All the troubles that are not so far away
By Casey Lee
Jack Malek is an aspiring, albeit struggling, singer who wants to play outside his local pubs at Suffolk. After giving up his stable teaching job to be a performer (and part-time retail arranger) for a decade, Jack hasn't made an impression enough with his songs to have a record label knocking on his door. Even with the support of Ellie, his long-time friend and part-time manager, Jack decides to hang up his guitar but is met with a road accident when all the electricity in the world flickers out for half a minute. Waking up on a hospital bed, Jack finds that the world has changed with not a soul remembering The Beatles; as if one of the most seminal bands in music have been wiped out from existence.

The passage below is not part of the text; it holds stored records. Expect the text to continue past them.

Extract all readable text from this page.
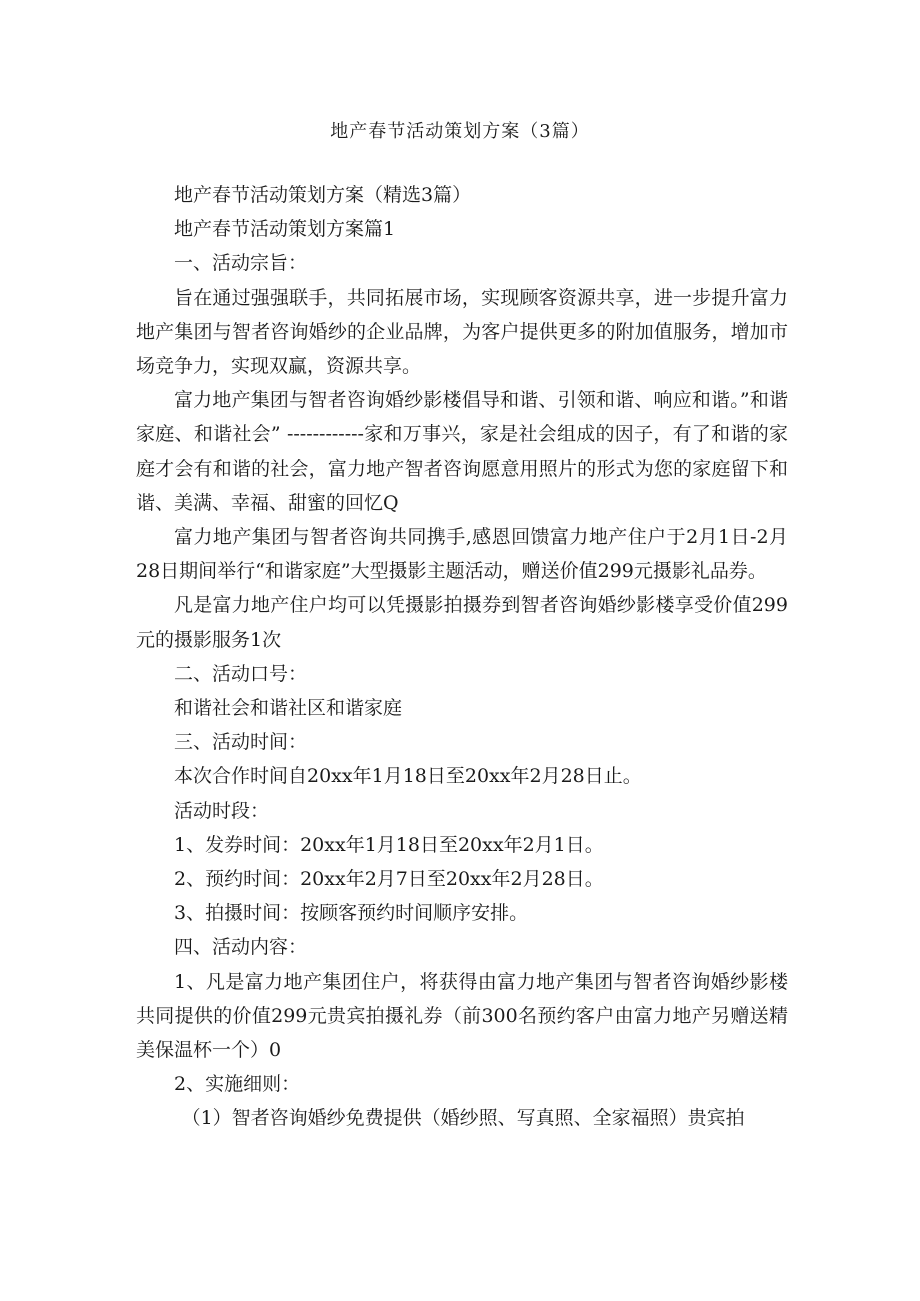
地产春节活动策划方案（3篇）

地产春节活动策划方案（精选3篇）

地产春节活动策划方案篇1

一、活动宗旨：

旨在通过强强联手，共同拓展市场，实现顾客资源共享，进一步提升富力地产集团与智者咨询婚纱的企业品牌，为客户提供更多的附加值服务，增加市场竞争力，实现双赢，资源共享。

富力地产集团与智者咨询婚纱影楼倡导和谐、引领和谐、响应和谐。”和谐家庭、和谐社会” ------------家和万事兴，家是社会组成的因子，有了和谐的家庭才会有和谐的社会，富力地产智者咨询愿意用照片的形式为您的家庭留下和谐、美满、幸福、甜蜜的回忆Q

富力地产集团与智者咨询共同携手,感恩回馈富力地产住户于2月1日-2月28日期间举行“和谐家庭”大型摄影主题活动，赠送价值299元摄影礼品券。

凡是富力地产住户均可以凭摄影拍摄券到智者咨询婚纱影楼享受价值299元的摄影服务1次

二、活动口号：

和谐社会和谐社区和谐家庭

三、活动时间：

本次合作时间自20xx年1月18日至20xx年2月28日止。

活动时段：

1、发券时间：20xx年1月18日至20xx年2月1日。

2、预约时间：20xx年2月7日至20xx年2月28日。

3、拍摄时间：按顾客预约时间顺序安排。

四、活动内容：

1、凡是富力地产集团住户，将获得由富力地产集团与智者咨询婚纱影楼共同提供的价值299元贵宾拍摄礼券（前300名预约客户由富力地产另赠送精美保温杯一个）0

2、实施细则：

（1）智者咨询婚纱免费提供（婚纱照、写真照、全家福照）贵宾拍
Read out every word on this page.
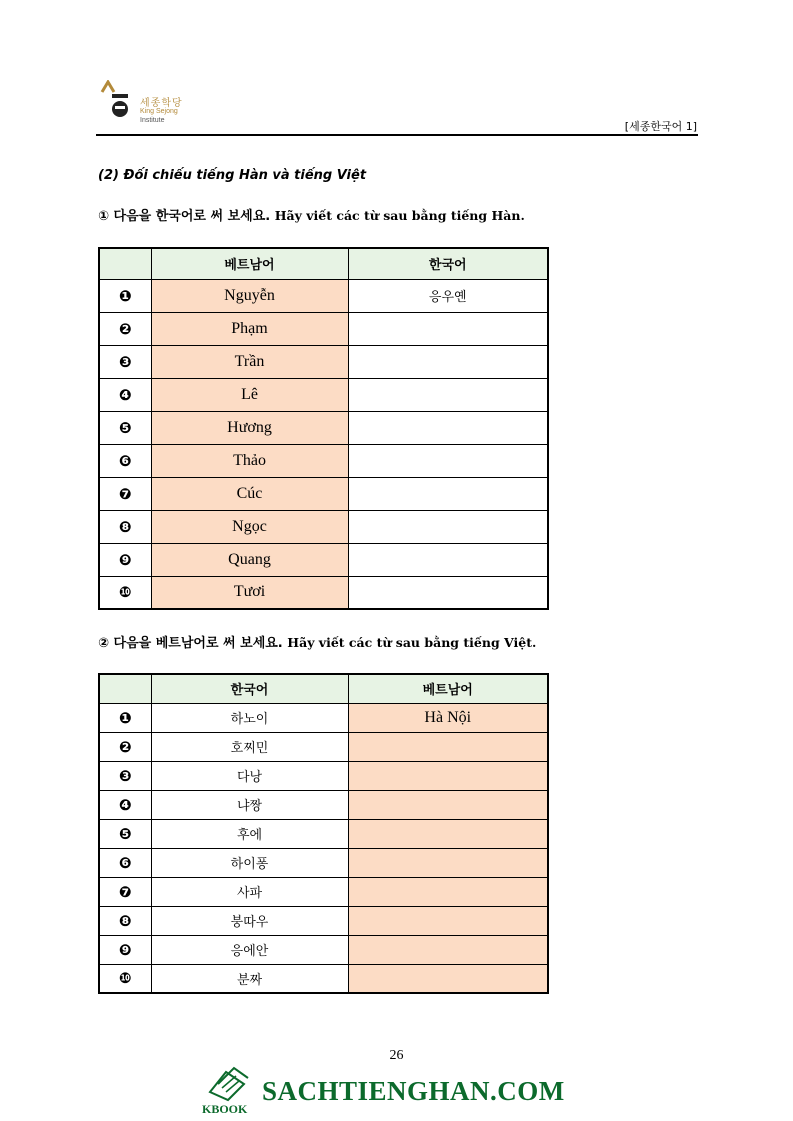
세종학당
King Sejong
Institute	[세종한국어 1]
(2) Đối chiếu tiếng Hàn và tiếng Việt
① 다음을 한국어로 써 보세요. Hãy viết các từ sau bằng tiếng Hàn.
	베트남어	한국어
❶	Nguyễn	응우옌
❷	Phạm	
❸	Trần	
❹	Lê	
❺	Hương	
❻	Thảo	
❼	Cúc	
❽	Ngọc	
❾	Quang	
❿	Tươi	
② 다음을 베트남어로 써 보세요. Hãy viết các từ sau bằng tiếng Việt.
	한국어	베트남어
❶	하노이	Hà Nội
❷	호찌민	
❸	다낭	
❹	냐짱	
❺	후에	
❻	하이퐁	
❼	사파	
❽	붕따우	
❾	응에안	
❿	분짜	
26
KBOOK
SACHTIENGHAN.COM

While Yesterday is primed to be a charming love comedy with its outrageous premise, what comes out of it is a rather mixed bag of bitter pills about the state of the music industry today, and a honeycombed romance that is unhealthily relying on the chemistry of its lead actors. Rather than being swayed by the lyrics and yearnings of yesterday, Boyle and Curtis seemed more interested in turning a more cynical eyes towards the current state of the music industry if The Beatles were to come into existence today. This is evident from Kate McKinnon representing that side as the unabashedly expletive and exploitative agent who seeks to wring out every dollar worth out of Jack's "original hits" and musicians like Ed Sheeran perching like a hawk to dive in and compromise the creative integrity of the songs just so he can get a collaboration credit out of the deal. While all that could have been some darker and heavier themes, it is certainly not a direction that the trailer seem to be selling on, and rains on the rather cheery parade.
That comes at a cost in the romance department as well. While Patel and Lily James make a cute couple, their straining relationship doesn't feel quite explored or developed when compared to Curtis’ other more beloved works. Ellie only waits to be in his arms for reasons never quite clearly expressed except a backstage glimpse as Jack performed a cover of Oasis' Wonderwall, and their payoff is not going to go down as one of the most memorable since ‘Love, Actually’. In between the weakest and weirdest pulls of the story, the story does hit the right notes with the comedic implications of The Beatles not existing in the world (among other things), and Boyle's fans would be pleasurably distracted by the dutch-angles, colour grading and on-screen effects that signal this would not be a delightful nostalgia trip a Beatles fan might be signing up for.
For someone who is in for the music, they might feel a little disappointed that they will not get the full experience of hearing a standout performance of The Beatles (other than listening to the opening of Let It Be three times in a row), even if Himesh is more than capable of pulling off an enjoyable cover. Sadly, Yesterday has more trouble coming with it than it leaves behind, deducting points in what should have worked as an otherwise, straightforward, sentimental and sweet love story, surrounded by songs from The Beatles to make it a special something.